Deuxièmement, le sujet du discours ne porte pas sur « L’islam et violence », mais plutôt sur le lien qui existe entre la foi chrétienne et la raison humaine. L’exemple cité n’est pas tant une manière de stigmatiser l’islam que de préparer une critique fondamentale de la culture occidentale sécularisée. La thèse principale du discours du pape relève d’un catholicisme thomiste* classique. Puisque Dieu s’est incarné en Christ (le terme grec de « logos » utilisé en Jn 1,1ss est associé à la raison), la théologie peut (et doit) se servir de la raison humaine pour élaborer la vérité de la foi chrétienne. Son Dieu n’est pas un être arbitraire, coupé totalement de ce que nous voyons et comprenons du monde. Si la raison ne peut nous sauver, elle peut cependant être utile dans notre effort pour comprendre Dieu. En fait, si les musulmans ont été offusqués par ce discours, certains protestants auraient eu beaucoup plus de raisons de se sentir visés. Pour le pape, une partie du problème avec la culture occidentale vient de la Réforme et de son refus de la théologie médiévale. « La déshellénisation émerge d’abord en relation avec les postulats de la Réforme du XVIe siècle ». Ensuite, le pape théologien s’en prend au philosophe Kant, qui ancre la foi dans la « raison pratique » et non pas dans le « réel ». La théologie protestante libérale est la prochaine cible, qui prépare la véritable critique du discours : l’approche « rationnelle » de la science moderne exclut d’office la question de Dieu. « La méthode (des sciences) comme telle, exclut le problème de Dieu, en le faisant apparaître comme un problème ascientifique ou préscientifique. » Ici, que l’on soit d’accord ou pas avec la théologie du pape, nous pouvons dire qu’il pose une question importante sur la culture européenne. « L’Occident est depuis longtemps menacé par l’aversion contre les interrogations fondamentales de sa raison et il ne peut qu’en subir un grand dommage. »

ET LA VIOLENCE DU CHRISTIANISME ?

Oui, d’une certaine manière, le pape avait le droit de citer ces paroles comme exemple préparant la suite du discours.
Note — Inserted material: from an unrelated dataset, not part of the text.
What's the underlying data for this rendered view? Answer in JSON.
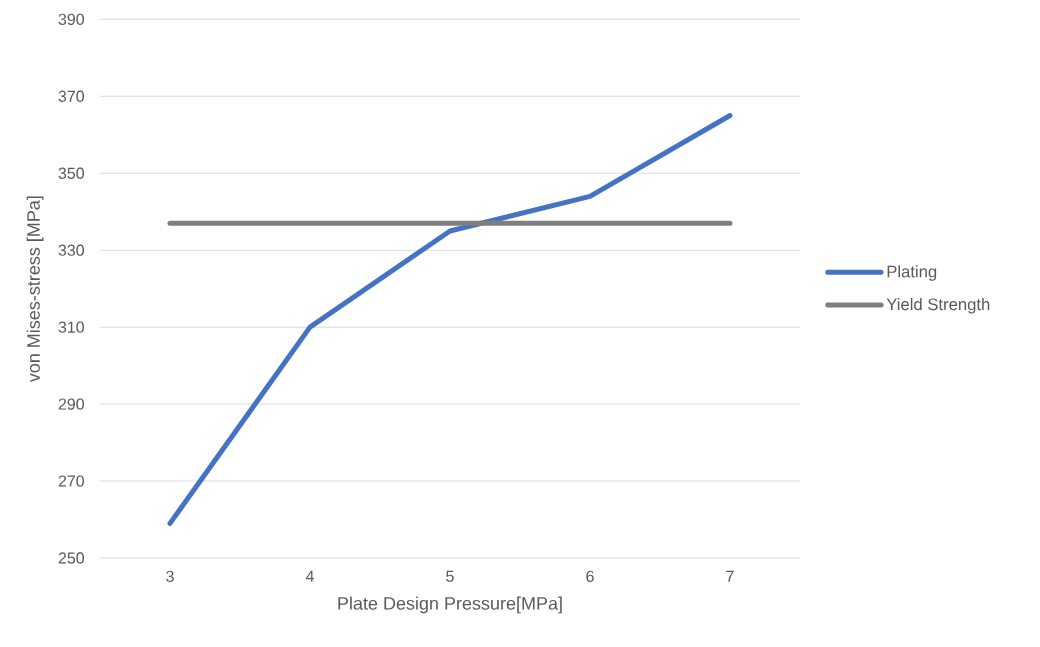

Mais… citer ces paroles seules ne peut que conduire à la mécompréhension et au rejet du monde musulman. Les citations de Benoît XVI laissent entendre qu’il existe d’un côté un islam violent et de l’autre, un christianisme doux et non-violent, n’agissant que par la persuasion et par la parole. Tout musulman sait que ce n’est pas vrai. Quiconque connaît quelque peu l’histoire du christianisme médiéval et européen doit nuancer la portée d’une telle citation, surtout du fait de l’époque où ces paroles, reprises aujourd’hui par un catholique, ont été prononcées par un chrétien orthodoxe. La citation « tombe des nues » comme si l’Eglise dont Benoît est aujourd’hui le chef, n’avait pas justifié la violence à la même époque. Comme si à partir du XIe siècle, le christianisme occidental n’était pas parti vers l’Orient et l’islam avec l’épée. Comme si à la fin du XIIe siècle et pendant tout le XIIIe siècle, l’Eglise occidentale n’avait pas durci son attitude envers les hérétiques et les juifs. Comme si les croisés occidentaux n’avaient pas pillé la ville de Constantinople en 1204. Comme si en 1391 les chrétiens d’Europe occidentale n’étaient pas engagés dans la Guerre de Cent Ans. Comme s’il n’avait pas fallu attendre le XXe siècle et le Concile Vatican II pour un véritable changement sur cette question.

LE CONTEXTE A SON IMPORTANCE…

Si les chrétiens d’aujourd’hui souhaitent s’adresser à l’islam à propos de sa violence, ils n’ont certainement pas le droit d’oublier leur propre histoire. Nous ne pouvons pas non plus faire abstraction du discours d’un nombre important d’évangéliques nord-américains, pour qui la guerre en Irak ou un soutien inconditionnel à l’Etat d’Israël sont totalement justifiés à partir de la foi chrétienne. Pour parler, il faut savoir dans quel monde nous vivons et qui écoute nos paroles.

* Thomiste se dit du courant philosophique se référant à Thomas d’Aquin (1225-1274) et dont l’un des aspects est d’affirmer que l’être humain peut saisir l’existence de Dieu à partir des choses visibles.